Infobahn Ctf 2025 Disthis (rev)

Posted Dec 9, 2025

By l3afai

14 min read

Hey there!

This is a writeup of the “disthis” CTF challenge, a Reverse Engineering chall.

Challenge Overview

Name: disthis
Category: Reverse Engineering
Handout: output.pyc (10.7 MB)
Description: An obfuscated Python 3.13 pyc file that performs complex checks on an input file.

بِسْمِ اللهِ الرَّحْمٰنِ الرَّحِيْمِ

Part 1: The Failure of Static Analysis

The first step was to analyze the provided handout, output.pyc. The file size was a massive 10.7 MB, which is orders of magnitude larger than a typical script. This hinted at obfuscation, maybe control flow flattening.

Running file confirmed the version:

$ file output.pyc
output.pyc: python 3.13 byte-compiled

Since Python 3.13 is new, the standard toolkit immediately broke down.

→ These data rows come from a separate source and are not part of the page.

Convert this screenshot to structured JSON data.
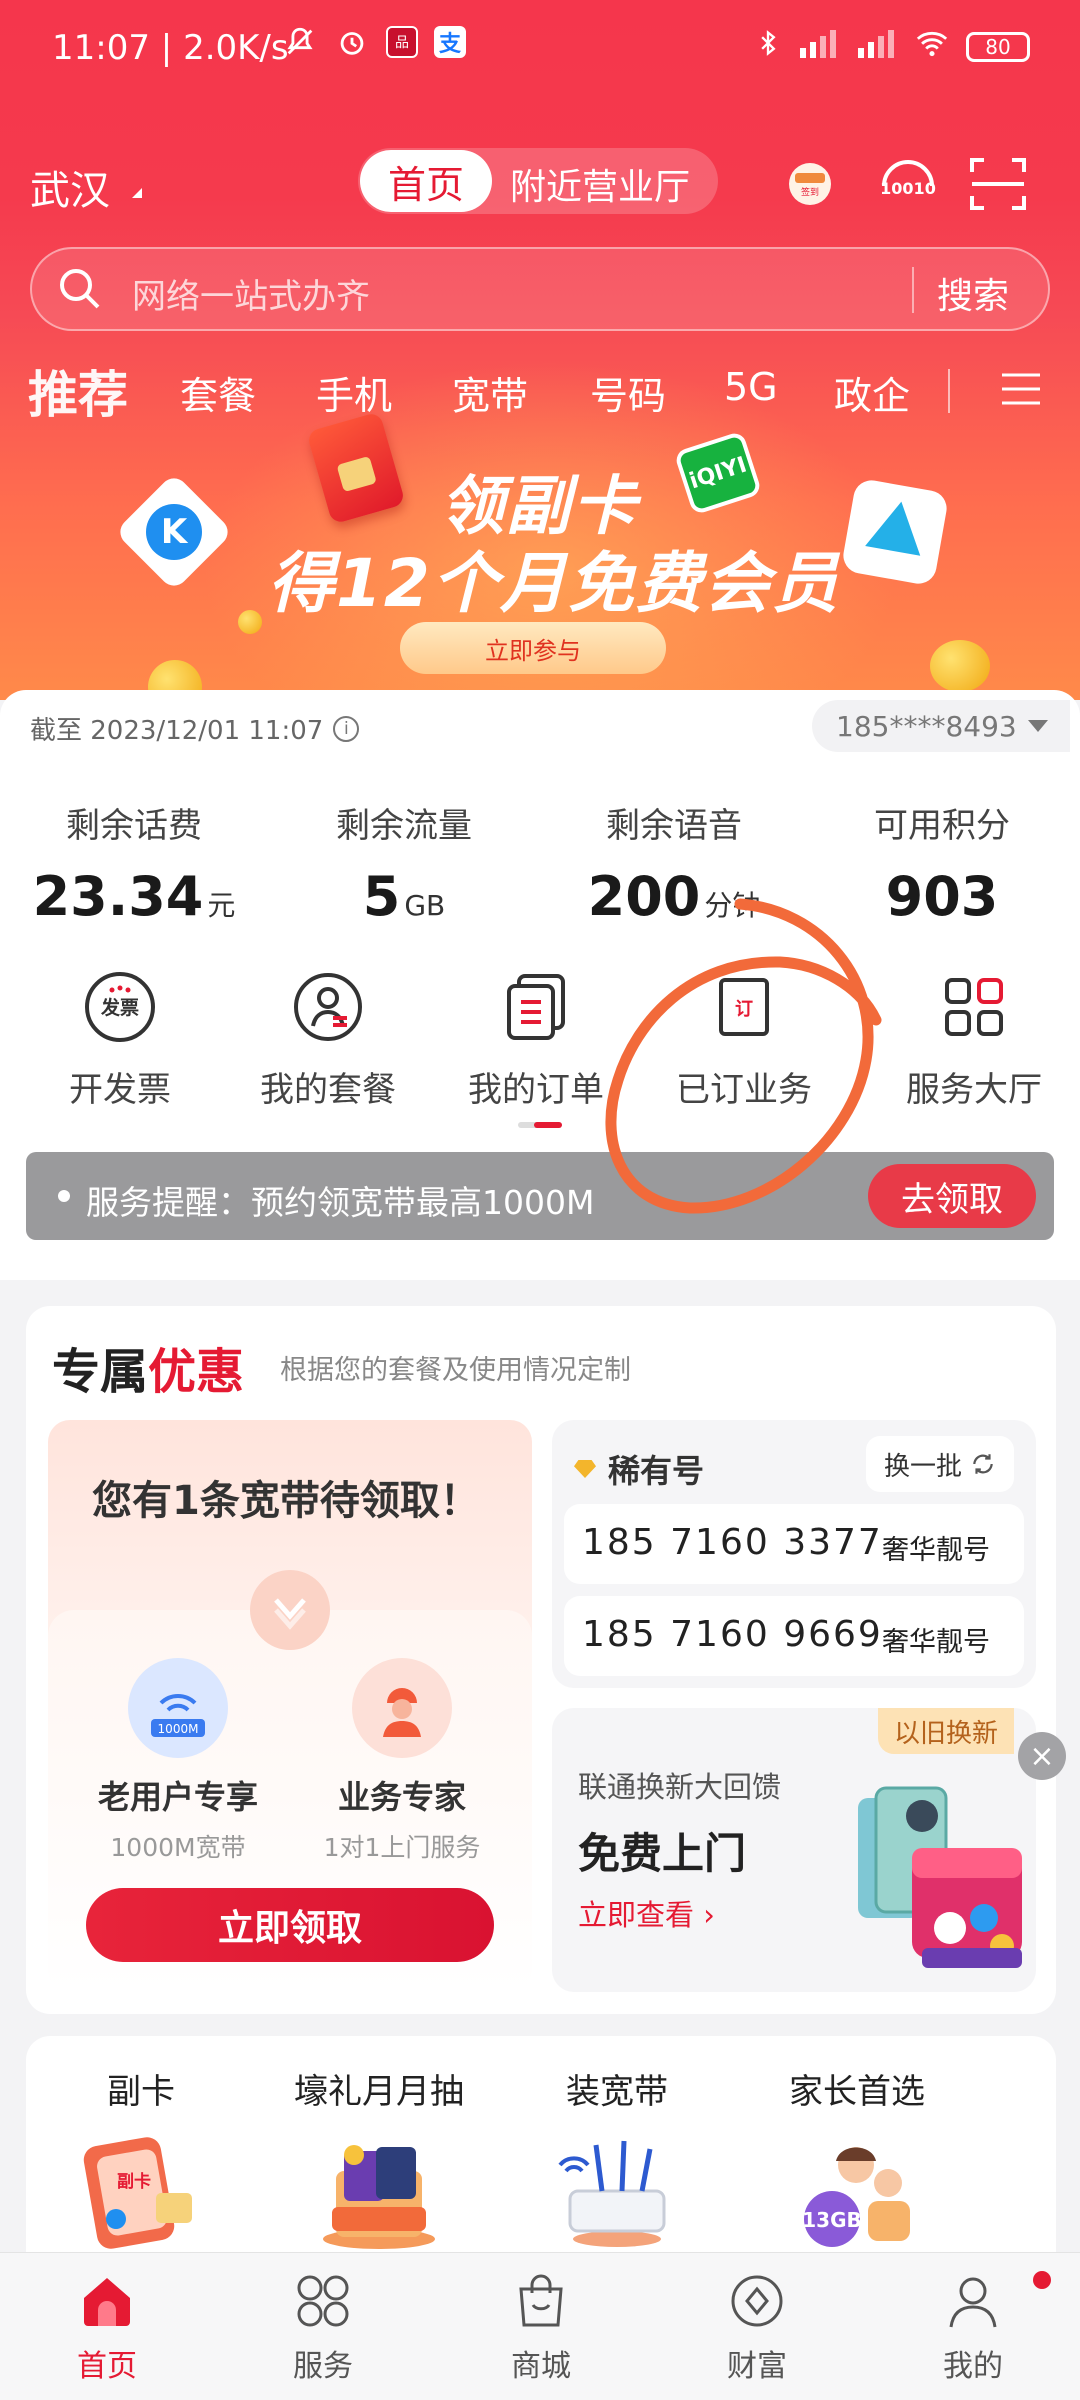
{
  "status_bar": {
    "time": "11:07",
    "net_speed": "2.0K/s",
    "battery": "80",
    "left_icons": [
      "mute-icon",
      "alarm-icon",
      "app-badge-icon",
      "alipay-icon"
    ],
    "right_icons": [
      "bluetooth-icon",
      "signal-hd-icon",
      "signal-hd-icon",
      "wifi-icon"
    ]
  },
  "header": {
    "city": "武汉",
    "tabs": [
      {
        "label": "首页",
        "active": true
      },
      {
        "label": "附近营业厅",
        "active": false
      }
    ],
    "icons": [
      "sign-in-icon",
      "service-10010-icon",
      "scan-icon"
    ],
    "sign_in_label": "签到",
    "service_label": "10010"
  },
  "search": {
    "placeholder": "网络一站式办齐",
    "button": "搜索"
  },
  "categories": [
    "推荐",
    "套餐",
    "手机",
    "宽带",
    "号码",
    "5G",
    "政企"
  ],
  "banner": {
    "line1": "领副卡",
    "line2": "得12个月免费会员",
    "cta": "立即参与",
    "iqiyi": "iQIYI",
    "k_logo": "K"
  },
  "account": {
    "as_of": "截至 2023/12/01 11:07",
    "phone": "185****8493",
    "stats": [
      {
        "label": "剩余话费",
        "value": "23.34",
        "unit": "元"
      },
      {
        "label": "剩余流量",
        "value": "5",
        "unit": "GB"
      },
      {
        "label": "剩余语音",
        "value": "200",
        "unit": "分钟"
      },
      {
        "label": "可用积分",
        "value": "903",
        "unit": ""
      }
    ],
    "quick_actions": [
      {
        "label": "开发票",
        "icon": "invoice-icon",
        "icon_text": "发票"
      },
      {
        "label": "我的套餐",
        "icon": "my-plan-icon",
        "icon_text": ""
      },
      {
        "label": "我的订单",
        "icon": "orders-icon",
        "icon_text": ""
      },
      {
        "label": "已订业务",
        "icon": "subscribed-icon",
        "icon_text": "订"
      },
      {
        "label": "服务大厅",
        "icon": "service-hall-icon",
        "icon_text": ""
      }
    ],
    "notice": {
      "text": "服务提醒：预约领宽带最高1000M",
      "button": "去领取"
    }
  },
  "offers": {
    "title_plain": "专属",
    "title_red": "优惠",
    "subtitle": "根据您的套餐及使用情况定制",
    "broadband": {
      "title": "您有1条宽带待领取！",
      "options": [
        {
          "title": "老用户专享",
          "sub": "1000M宽带",
          "icon": "wifi-1000m-icon",
          "icon_text": "1000M"
        },
        {
          "title": "业务专家",
          "sub": "1对1上门服务",
          "icon": "technician-icon",
          "icon_text": ""
        }
      ],
      "button": "立即领取"
    },
    "rare_numbers": {
      "title": "稀有号",
      "swap": "换一批",
      "items": [
        {
          "number": "185 7160 3377",
          "tag": "奢华靓号"
        },
        {
          "number": "185 7160 9669",
          "tag": "奢华靓号"
        }
      ]
    },
    "trade_in": {
      "badge": "以旧换新",
      "subtitle": "联通换新大回馈",
      "title": "免费上门",
      "link": "立即查看 ›",
      "close": "×"
    }
  },
  "shortcuts": [
    {
      "label": "副卡",
      "icon": "sub-card-icon",
      "icon_text": "副卡"
    },
    {
      "label": "壕礼月月抽",
      "icon": "gift-draw-icon",
      "icon_text": ""
    },
    {
      "label": "装宽带",
      "icon": "router-icon",
      "icon_text": ""
    },
    {
      "label": "家长首选",
      "icon": "family-icon",
      "icon_text": "13GB"
    }
  ],
  "bottom_nav": [
    {
      "label": "首页",
      "icon": "home-icon",
      "active": true
    },
    {
      "label": "服务",
      "icon": "services-icon",
      "active": false
    },
    {
      "label": "商城",
      "icon": "shopping-bag-icon",
      "active": false
    },
    {
      "label": "财富",
      "icon": "wealth-icon",
      "active": false
    },
    {
      "label": "我的",
      "icon": "profile-icon",
      "active": false
    }
  ],
  "colors": {
    "brand_red": "#e51a33",
    "notice_gray": "#9a9a9c",
    "annotation_orange": "#f26a3a"
  }
}
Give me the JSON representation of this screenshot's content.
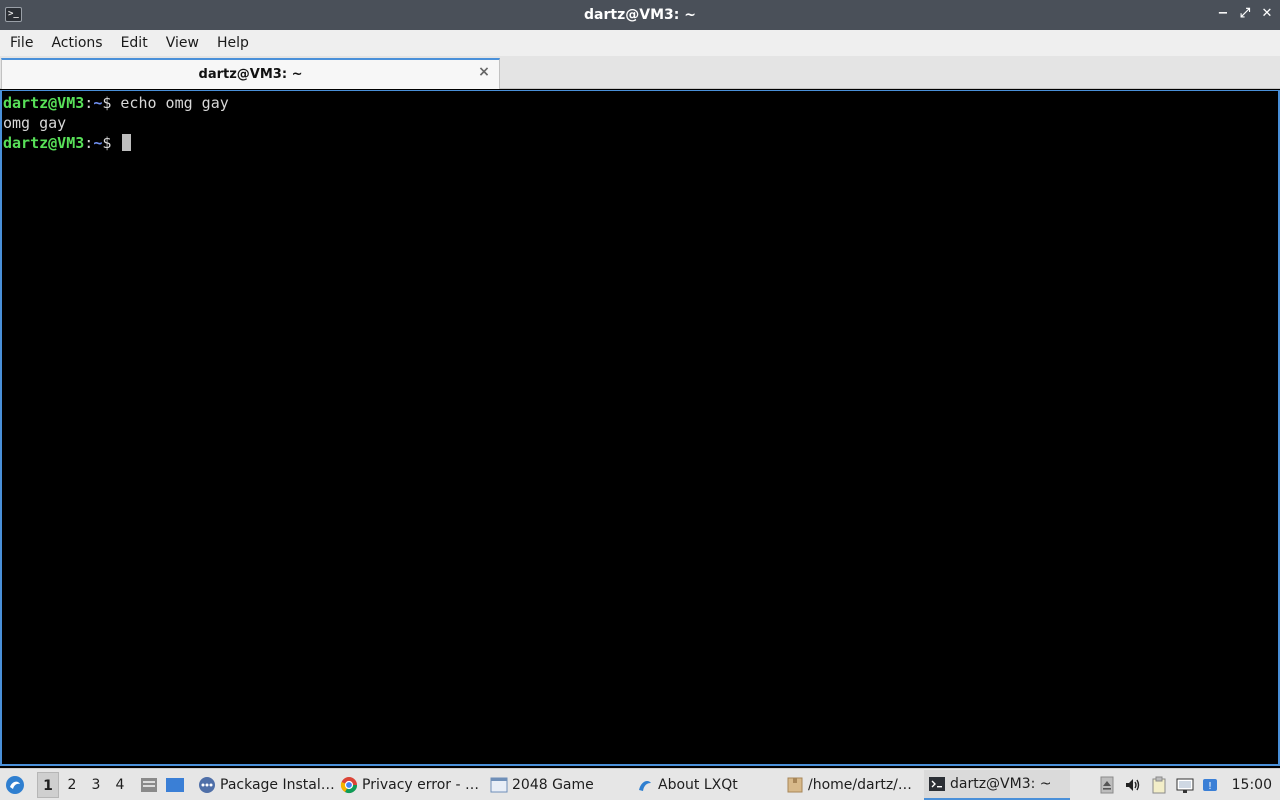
{
  "window": {
    "title": "dartz@VM3: ~",
    "controls": {
      "minimize": "−",
      "maximize": "⤢",
      "close": "✕"
    }
  },
  "menubar": {
    "items": [
      "File",
      "Actions",
      "Edit",
      "View",
      "Help"
    ]
  },
  "tabs": [
    {
      "label": "dartz@VM3: ~",
      "close": "×"
    }
  ],
  "terminal": {
    "lines": [
      {
        "user": "dartz@VM3",
        "colon": ":",
        "path": "~",
        "sign": "$ ",
        "command": "echo omg gay"
      },
      {
        "output": "omg gay"
      },
      {
        "user": "dartz@VM3",
        "colon": ":",
        "path": "~",
        "sign": "$ ",
        "command": ""
      }
    ]
  },
  "taskbar": {
    "desktops": [
      "1",
      "2",
      "3",
      "4"
    ],
    "active_desktop": "1",
    "tasks": [
      {
        "label": "Package Instal…",
        "icon": "package-installer-icon"
      },
      {
        "label": "Privacy error - …",
        "icon": "chrome-icon"
      },
      {
        "label": "2048 Game",
        "icon": "window-icon"
      },
      {
        "label": "About LXQt",
        "icon": "lxqt-icon"
      },
      {
        "label": "/home/dartz/…",
        "icon": "folder-icon"
      },
      {
        "label": "dartz@VM3: ~",
        "icon": "terminal-icon",
        "active": true
      }
    ],
    "clock": "15:00"
  },
  "colors": {
    "accent": "#4a90d9",
    "prompt_user": "#58e058",
    "prompt_path": "#6f8fef"
  }
}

Decompilers: Tools like uncompyle6 and decompyle3 crashed instantly. They rely on specific bytecode mappings, and Python 3.13 changed the opcode mapping and introduced an adaptive interpreter.
pycdc: Even the robust C++ decompiler pycdc outputted garbage instructions and then segfaulted due to changes like the removal of STORE_FAST in favor of optimized localized storage.

I Decided to spin up a Docker container for Python 3.13 and run python3’s dis that way:

python3 -m dis output.pyc

This resulted in an IndexError: tuple index out of range. This most likely meant that the instructions were referencing constants that didn’t exist in the file’s metadata. I decided to move on to Dynamic analysis, as static analysis didn’t prove to work.

Part 2: Pivoting to Dynamic Instrumentation

If I couldn’t decompile the code, I had to see it run. Python is dynamic, allowing us to monkey-patch almost everything at runtime.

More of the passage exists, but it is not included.